The hotspot line points you to the child that burned the most time. Start there.

Tracing cross-agent failures

This is where system-level tracing earns its keep. agent-strace why traces a failure back through the tree:

agent-strace why a84664242afa 31

Why did event #31 happen?

  # 31  error: Write  src/auth.py  "Permission denied"

Causal chain (root → target):

    #  5  tool_call: Agent  "extract helper functions"
       (parent spawned child b12345678901)
  ←  # 14  tool_call: Write  src/auth.py  (child wrote file)
  ←  # 22  tool_call: Agent  "update imports"
       (parent spawned child c34567890123)
  ←  # 31  error: Write  src/auth.py  "Permission denied"
       (child c tried to write file still locked by child b)

The failure in child c was caused by child b holding a write lock. The parent spawned both children to work on the same file. This is a system-level dependency that lives below the LLM layer. The causal chain crosses three sessions. In a 200-event session, reading the raw log would take an hour. why takes a second.

Causal chains that cross session boundaries

Auditing at fleet scale

When an agent fleet touches 200 files across 12 repos, who changed what? agent-strace audit checks every tool call (including all sub-agents) against a policy file:

AUDIT: Session a84664242afa (47 events, 23 tool calls, 4 sub-sessions)

✅ Allowed (19):
  Read src/auth.py
  Ran: uv run pytest

⚠️  No policy (2):
  Read README.md

❌ Violations (2):
  Read .env  ← denied by files.read.deny  [child c34567890123, event #18]
  Ran: curl https://example.com  ← denied by commands.deny  [child d45678901234, event #27]

Violations include the child session ID and event number. The command exits with code 1. Drop it in CI:

agent-strace audit --policy .agent-scope.json || exit 1

Every agent PR gets checked before merge.

Both layers, one picture

The dashboard tells you the fleet cost $47 and took 12 minutes. The trace tells you why child agent 3 burned half that time retrying a locked file. One helps you budget. The other helps you debug.

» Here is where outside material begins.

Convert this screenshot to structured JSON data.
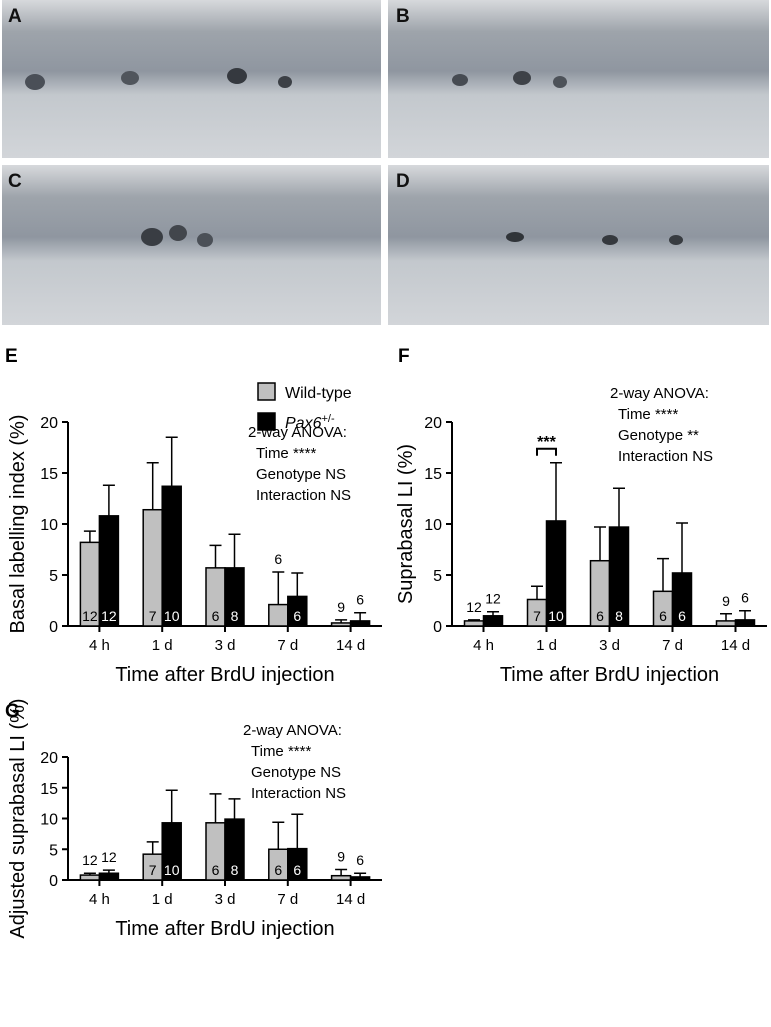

A fleet of 50 agents producing 200 file changes is not 50 independent problems. It is a tree of dependencies, shared state, and cascading failures. You debug it the way you debug any complex system: you trace what happened, in order, at the system level, across process boundaries.

agent-trace captures the system layer. It replays across sub-agent trees. It audits against policy. It exports to your existing observability stack via OpenTelemetry, so the system traces sit alongside your LLM traces in the same dashboard.

The industry is building agent fleets. The observability stack needs both layers.